Impression immédiate après vision le 29 septembre 2018 d’« Un peuple et son roi » ou À bas le roi, vive le peuple!
Par Annie Lacroix-Riz – Historienne
- Pour voir le film : les cinémas et horaires avec Allociné
Je viens de voir le film de Schoeller. Certes, on peut lui reprocher des défauts dans l’exposé pédagogique des traits majeurs de années 1789-1793 : on peut regretter des manques, il y en, et, puisque le parti pris, d’ailleurs excellent, est très parisien, l’absence, notamment, de la référence au manifeste de Brunswick, à la Prusse donc (il est question de l’Autriche, de l’Espagne, de l’Italie, pas de la Prusse…), ou au conflit Jacobins-Gironde (évoqué par les seuls noms des protagonistes). Mais l’artiste est libre de ses partis pris, et le film, passionnant, permet de comprendre la logique de ce qui suit, c’est-à-dire la « Terreur » – en l’occurrence, des mesures de salut public au moment où la République est attaquée de toutes parts –, qui a permis à la France révolutionnaire de vaincre l’ennemi extérieur, en nourrissant le peuple combattant contre « les accapareurs » de farine affameurs.

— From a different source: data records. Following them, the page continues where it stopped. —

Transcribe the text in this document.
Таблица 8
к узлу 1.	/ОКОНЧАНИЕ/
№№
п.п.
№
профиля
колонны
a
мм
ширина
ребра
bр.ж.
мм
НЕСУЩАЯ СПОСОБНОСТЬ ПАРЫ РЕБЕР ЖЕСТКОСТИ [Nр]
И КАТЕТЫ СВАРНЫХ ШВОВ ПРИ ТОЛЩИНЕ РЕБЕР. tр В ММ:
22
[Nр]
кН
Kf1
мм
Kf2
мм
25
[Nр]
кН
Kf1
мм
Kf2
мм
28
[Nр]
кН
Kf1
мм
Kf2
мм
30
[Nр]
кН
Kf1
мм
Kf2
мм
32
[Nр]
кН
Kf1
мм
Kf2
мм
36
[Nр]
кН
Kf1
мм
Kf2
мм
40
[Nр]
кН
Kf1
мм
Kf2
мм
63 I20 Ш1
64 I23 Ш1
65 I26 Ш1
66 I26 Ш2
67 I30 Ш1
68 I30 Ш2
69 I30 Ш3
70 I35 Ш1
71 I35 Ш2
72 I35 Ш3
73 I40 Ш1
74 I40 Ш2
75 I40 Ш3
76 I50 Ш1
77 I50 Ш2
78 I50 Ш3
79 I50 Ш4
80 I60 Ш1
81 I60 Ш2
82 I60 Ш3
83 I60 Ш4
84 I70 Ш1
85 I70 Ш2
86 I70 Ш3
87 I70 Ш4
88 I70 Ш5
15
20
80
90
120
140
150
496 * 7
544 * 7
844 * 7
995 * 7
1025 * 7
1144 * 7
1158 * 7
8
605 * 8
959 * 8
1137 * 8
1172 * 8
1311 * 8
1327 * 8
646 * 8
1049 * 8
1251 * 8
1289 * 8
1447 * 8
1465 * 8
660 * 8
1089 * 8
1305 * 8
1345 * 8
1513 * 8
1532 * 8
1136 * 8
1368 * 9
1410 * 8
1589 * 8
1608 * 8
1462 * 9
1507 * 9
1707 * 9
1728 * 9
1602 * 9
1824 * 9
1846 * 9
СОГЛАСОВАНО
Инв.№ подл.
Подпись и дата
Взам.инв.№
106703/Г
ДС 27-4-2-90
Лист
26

Ce spectacle intelligent, dont les acteurs, tous remarquables, laissent éclater la satisfaction d’y avoir participé, montre comment se radicalise et se mobilise, vite et de plus en plus profondément, un peuple écrasé par la misère et la répression, voué au mépris de classe écrasant des nobles pour « les gens de peu », affiché à l’Assemblée, de plus en plus ouvertement partagé, au fil des mois, par les grands bourgeois à la Barnave, dont le discours du 15 juillet 1791 conjurant les élites sociales, les « propriétaires », de « finir la Révolution » est heureusement mentionné. Pour le coup, alors que la catégorie du « genre » est devenue si réactionnaire et si anti-« classe », il rend un extraordinaire hommage à l’intelligence et à l’action des femmes du peuple, à la fois « patriotes » et « révolutionnaires », en nous rappelant que c’est la Révolution française qui a créé ce double concept, si pertinent sous l’Occupation comme aujourd’hui. Enfin, un des aspects les plus puissants du film consiste à montrer en quoi l’exécution du roi qui conspirait depuis 1789 avec l’Europe monarchique contre son peuple a incarné et scellé la rupture révolutionnaire : plus rien du vieux monde ne demeure sacré.
On comprend que, en face, il « les » rende malades, et parmi eux l’ordonnateur des convenances et élégances historiques Laurentin qui peine à supporter l’obligation (rarissime) d’inviter des « dissidents » à prendre la parole dans sa « Fabrique de l’histoire », d’ordinaire si bien huilée, et que la citation, fidèle, de textes de Robespierre, Saint-Just ou Marat fait crier au « léninisme ». Quelle belle mise en valeur par Schoeller que Marat, le meilleur d’entre tous, celui qui comprenait si bien tous les enjeux, et que la bourgeoisie diabolise depuis l’origine ! Les gens qui nous gouvernent, économiquement, politiquement et culturellement, aiment mieux les veaux nourris au lait « européen », nourriture qu’ils dispensent eux-mêmes si généreusement. Ce qui fait horreur à ces Thermidoriens, c’est l’émergence du nouveau monde, le vrai, celui où le peuple, secondé par des délégués dévoués à ses intérêts, constate que ses intérêts sont antagoniques avec ceux des grands possédants, se prend en main, et balaie le mépris qu’ont aujourd’hui conservé intact les privilégiés, et plus que tous, au sommet de l’État, la petite cohorte des inspecteurs des Finances et assimilés qui, assurés de l’impunité, aiment tant insulter le peuple français.
Franchement, tout ça donne envie de reprendre ses manuels de la Révolution de Mathiez, de Lefebvre, de Soboul.
Vive la formation des militants! Vive le cinéma progressiste!
Annie Lacroix-Riz, historienne, qui a eu l’honneur de suivre comme agrégative les cours à la Sorbonne d’Albert Soboul, grand historien, communiste et juif, révoqué en 1942 par Vichy, résistant, brillant thésard du grand Georges Lefebvre.